5.2 MetadataThe role of intermediaries grows more important as the use of machine-readable metadata increases. At present, the web is largely designed to be human-readable. As a result, it is often difficult for a computer to parse the contents of a page---even the basic word breaks and word order is often obscured in the interest of producing a particular visual presentation. It is even more difficult for a computer to determine important facts from a web page. For example, what is the item, price and merchant on an advertisement page? Metadata standards and incentives for their use will lead to an information environment where computers can handle information intelligently rather than simply transmitting it. The establishment of the PICS standard and associated languages for communicating page content is a good first step. When such metadata is embraced by the community, intermediaries will become vastly more useful. For example, they will be able to compile information from disparate sources, produce customized views and reports, and evaluate timeliness and quality of information.

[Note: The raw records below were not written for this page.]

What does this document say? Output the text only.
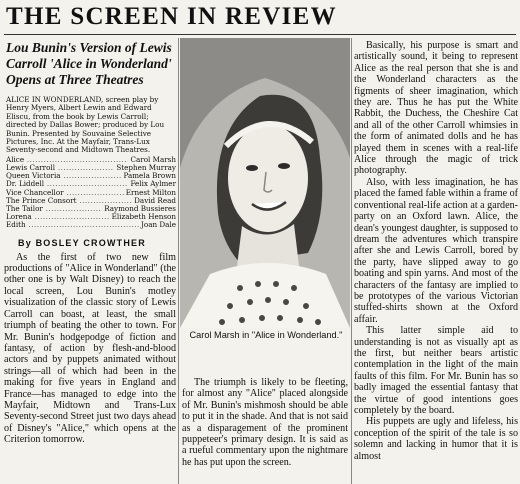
THE SCREEN IN REVIEW
Lou Bunin's Version of Lewis Carroll 'Alice in Wonderland' Opens at Three Theatres
ALICE IN WONDERLAND, screen play by Henry Myers, Albert Lewin and Edward Eliscu, from the book by Lewis Carroll; directed by Dallas Bower; produced by Lou Bunin. Presented by Souvaine Selective Pictures, Inc. At the Mayfair, Trans-Lux Seventy-second and Midtown Theatres.
Alice .....	Carol Marsh
Lewis Carroll .....	Stephen Murray
Queen Victoria .....	Pamela Brown
Dr. Liddell .....	Felix Aylmer
Vice Chancellor .....	Ernest Milton
The Prince Consort .....	David Read
The Tailor .....	Raymond Bussieres
Lorena .....	Elizabeth Henson
Edith .....	Joan Dale
By BOSLEY CROWTHER

As the first of two new film productions of "Alice in Wonderland" (the other one is by Walt Disney) to reach the local screen, Lou Bunin's motley visualization of the classic story of Lewis Carroll can boast, at least, the small triumph of beating the other to town. For Mr. Bunin's hodgepodge of fiction and fantasy, of action by flesh-and-blood actors and by puppets animated without strings—all of which had been in the making for five years in England and France—has managed to edge into the Mayfair, Midtown and Trans-Lux Seventy-second Street just two days ahead of Disney's "Alice," which opens at the Criterion tomorrow.

Carol Marsh in "Alice in Wonderland."

The triumph is likely to be fleeting, for almost any "Alice" placed alongside of Mr. Bunin's mishmosh should be able to put it in the shade. And that is not said as a disparagement of the prominent puppeteer's primary design. It is said as a rueful commentary upon the nightmare he has put upon the screen.

Basically, his purpose is smart and artistically sound, it being to represent Alice as the real person that she is and the Wonderland characters as the figments of sheer imagination, which they are. Thus he has put the White Rabbit, the Duchess, the Cheshire Cat and all of the other Carroll whimsies in the form of animated dolls and he has played them in scenes with a real-life Alice through the magic of trick photography.

Also, with less imagination, he has placed the famed fable within a frame of conventional real-life action at a garden-party on an Oxford lawn. Alice, the dean's youngest daughter, is supposed to dream the adventures which transpire after she and Lewis Carroll, bored by the party, have slipped away to go boating and spin yarns. And most of the characters of the fantasy are implied to be prototypes of the various Victorian stuffed-shirts shown at the Oxford affair.

This latter simple aid to understanding is not as visually apt as the first, but neither bears artistic contemplation in the light of the main faults of this film. For Mr. Bunin has so badly imaged the essential fantasy that the virtue of good intentions goes completely by the board.

His puppets are ugly and lifeless, his conception of the spirit of the tale is so solemn and lacking in humor that it is almost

5.3 Extending WBIWBI implements the intermediary concept for the basic web protocols, principally HTTP and HTML. But the utility of intermediaries is not limited to these particular cases. We are exploring the extension of WBI to handle other protocols such as news and email. Example applications include automatic routing of email questions to known experts, mail summarization, and virtual newsgroups compiled from across the entire news feed. We are even looking at intermediaries for non-digital information streams such as telephone (e.g., Wildfire).
As intermediaries handle more information streams, it becomes advantageous for them to be able to share information. For example, a mail intermediary that caches received mail can make that mail available through HTML web pages via an HTTP intermediary. To implement this, the mail intermediary and web intermediary need to share the mail contents. In another project, User-Centered Push , our group has implemented a blackboard architecture for sharing such information. Essentially the blackboard becomes a clearinghouse for user modeling and user interest information, which is made available to all of the intermediaries.

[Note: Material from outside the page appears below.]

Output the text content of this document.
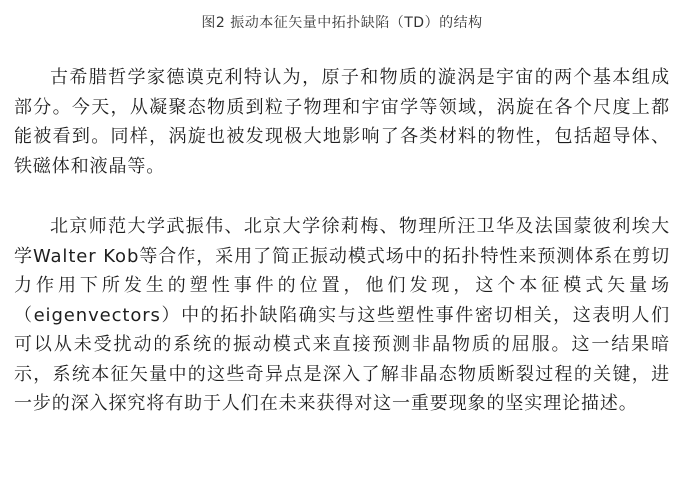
图2 振动本征矢量中拓扑缺陷（TD）的结构

古希腊哲学家德谟克利特认为，原子和物质的漩涡是宇宙的两个基本组成部分。今天，从凝聚态物质到粒子物理和宇宙学等领域，涡旋在各个尺度上都能被看到。同样，涡旋也被发现极大地影响了各类材料的物性，包括超导体、铁磁体和液晶等。

北京师范大学武振伟、北京大学徐莉梅、物理所汪卫华及法国蒙彼利埃大学Walter Kob等合作，采用了简正振动模式场中的拓扑特性来预测体系在剪切力作用下所发生的塑性事件的位置，他们发现，这个本征模式矢量场（eigenvectors）中的拓扑缺陷确实与这些塑性事件密切相关，这表明人们可以从未受扰动的系统的振动模式来直接预测非晶物质的屈服。这一结果暗示，系统本征矢量中的这些奇异点是深入了解非晶态物质断裂过程的关键，进一步的深入探究将有助于人们在未来获得对这一重要现象的坚实理论描述。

5.4. SummaryIntermediaries extend the web model to include content computation at client and workgroup proxy as well as at the server. This programming model provides a new degree of flexibility and allows web applications to do things that they could not do before. The WBI architecture is a productive infrastructure for programming web applications using intermediaries. Intermediaries provides a new place for applications to manipulate web data.